Dans le rapport d’activité 2006, pour l’indicateur rendement, le commentaire suivant était indiqué

Evolution favorable prévisible grâce au nouveau dispositif permettant de réduire les fuites.

15 ans plus tard, l’évolution favorable prévue n’est pas au rendez-vous.

2. Les durées d’amortissement choisies sont inadaptées

Car l’amélioration du rendement d’un réseau n’est pas trivial, et ce d’autant plus aux Antilles où les risques naturels ont des impacts forts sur les matériels. Sismicité, ouragan, glissements de terrain sont des réalités qui fragilisent et dégradent de façon accélérée l’ensemble des infrastructures.

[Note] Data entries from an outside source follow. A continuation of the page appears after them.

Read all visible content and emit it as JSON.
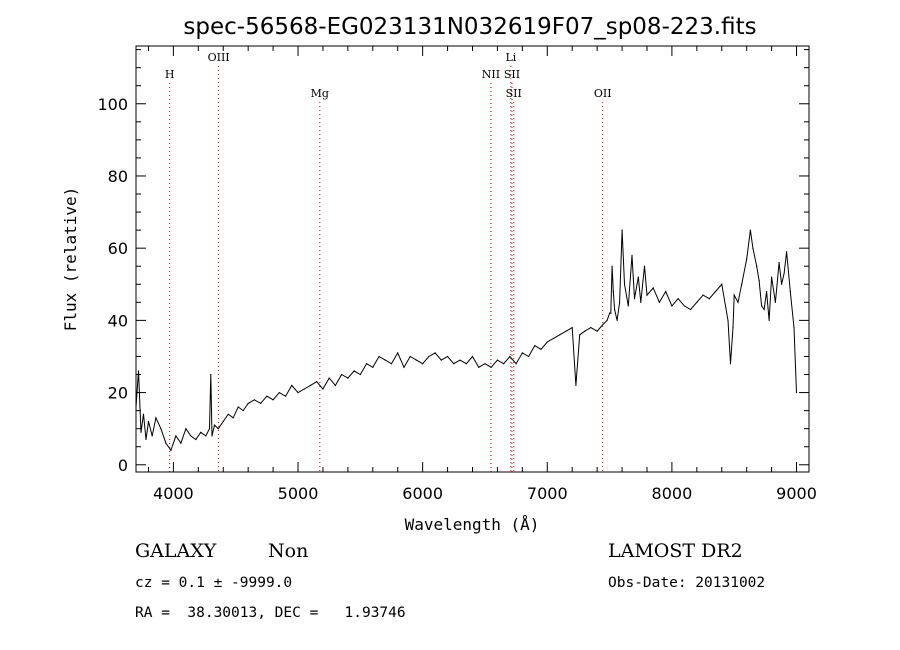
{
  "chart_data": {
    "type": "line",
    "title": "spec-56568-EG023131N032619F07_sp08-223.fits",
    "xlabel": "Wavelength (Å)",
    "ylabel": "Flux (relative)",
    "xlim": [
      3700,
      9100
    ],
    "ylim": [
      -2,
      116
    ],
    "xticks": [
      4000,
      5000,
      6000,
      7000,
      8000,
      9000
    ],
    "yticks": [
      0,
      20,
      40,
      60,
      80,
      100
    ],
    "grid": false,
    "line_color": "#000000",
    "x": [
      3700,
      3720,
      3740,
      3760,
      3780,
      3800,
      3830,
      3860,
      3900,
      3940,
      3980,
      4020,
      4060,
      4100,
      4140,
      4180,
      4220,
      4260,
      4290,
      4300,
      4310,
      4330,
      4360,
      4400,
      4440,
      4480,
      4520,
      4560,
      4600,
      4650,
      4700,
      4750,
      4800,
      4850,
      4900,
      4950,
      5000,
      5050,
      5100,
      5150,
      5200,
      5250,
      5300,
      5350,
      5400,
      5450,
      5500,
      5550,
      5600,
      5650,
      5700,
      5750,
      5800,
      5850,
      5900,
      5950,
      6000,
      6050,
      6100,
      6150,
      6200,
      6250,
      6300,
      6350,
      6400,
      6450,
      6500,
      6550,
      6600,
      6650,
      6700,
      6750,
      6800,
      6850,
      6900,
      6950,
      7000,
      7050,
      7100,
      7150,
      7200,
      7230,
      7260,
      7300,
      7350,
      7400,
      7450,
      7480,
      7500,
      7510,
      7520,
      7530,
      7540,
      7560,
      7580,
      7600,
      7620,
      7650,
      7680,
      7700,
      7730,
      7750,
      7780,
      7800,
      7850,
      7900,
      7950,
      8000,
      8050,
      8100,
      8150,
      8200,
      8250,
      8300,
      8350,
      8400,
      8430,
      8450,
      8470,
      8490,
      8500,
      8530,
      8560,
      8600,
      8630,
      8650,
      8680,
      8700,
      8720,
      8740,
      8760,
      8780,
      8800,
      8830,
      8860,
      8880,
      8900,
      8920,
      8950,
      8980,
      9000
    ],
    "y": [
      16,
      26,
      9,
      14,
      7,
      12,
      8,
      13,
      10,
      6,
      4,
      8,
      6,
      10,
      8,
      7,
      9,
      8,
      10,
      25,
      8,
      11,
      10,
      12,
      14,
      13,
      16,
      15,
      17,
      18,
      17,
      19,
      18,
      20,
      19,
      22,
      20,
      21,
      22,
      23,
      21,
      24,
      22,
      25,
      24,
      26,
      25,
      28,
      27,
      30,
      29,
      28,
      31,
      27,
      30,
      29,
      28,
      30,
      31,
      29,
      30,
      28,
      29,
      28,
      30,
      27,
      28,
      27,
      29,
      28,
      30,
      28,
      31,
      30,
      33,
      32,
      34,
      35,
      36,
      37,
      38,
      22,
      36,
      37,
      38,
      37,
      39,
      40,
      42,
      42,
      55,
      48,
      43,
      40,
      45,
      65,
      50,
      44,
      58,
      46,
      52,
      45,
      55,
      47,
      49,
      45,
      48,
      44,
      46,
      44,
      43,
      45,
      47,
      46,
      48,
      50,
      44,
      40,
      28,
      38,
      47,
      45,
      50,
      57,
      65,
      60,
      55,
      51,
      44,
      43,
      48,
      40,
      52,
      45,
      56,
      50,
      53,
      59,
      48,
      38,
      20
    ]
  },
  "lines": [
    {
      "label": "H",
      "x": 3970,
      "level": 3,
      "color": "#cc0000"
    },
    {
      "label": "OIII",
      "x": 4363,
      "level": 1,
      "color": "#cc0000"
    },
    {
      "label": "Mg",
      "x": 5175,
      "level": 4,
      "color": "#cc0000"
    },
    {
      "label": "NII",
      "x": 6548,
      "level": 3,
      "color": "#cc0000"
    },
    {
      "label": "Li",
      "x": 6708,
      "level": 2,
      "color": "#cc0000"
    },
    {
      "label": "SII",
      "x": 6717,
      "level": 3,
      "color": "#cc0000"
    },
    {
      "label": "SII",
      "x": 6731,
      "level": 4,
      "color": "#cc0000"
    },
    {
      "label": "OII",
      "x": 7445,
      "level": 4,
      "color": "#cc0000"
    }
  ],
  "info": {
    "object_class": "GALAXY",
    "subclass": "Non",
    "cz": "cz = 0.1 ± -9999.0",
    "radec": "RA =  38.30013, DEC =   1.93746",
    "survey": "LAMOST DR2",
    "obs_date": "Obs-Date: 20131002"
  }
}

Néanmoins, si ces contraintes existent, qu’elles sont connues, qu’elles ne vont pas disparaître par magie, elles doivent accroître le niveau d’exigence pour permettre d’y faire face. Premièrement, comme le réseau est soumis à des contraintes particulières réelles, il est nécessaire de les renouveler plus souvent et donc de budgéter ce remplacement plus fréquent. On peut donc s’attendre à ce que les durées d’amortissements des ouvrages soient inférieures aux durées habituellement utilisées.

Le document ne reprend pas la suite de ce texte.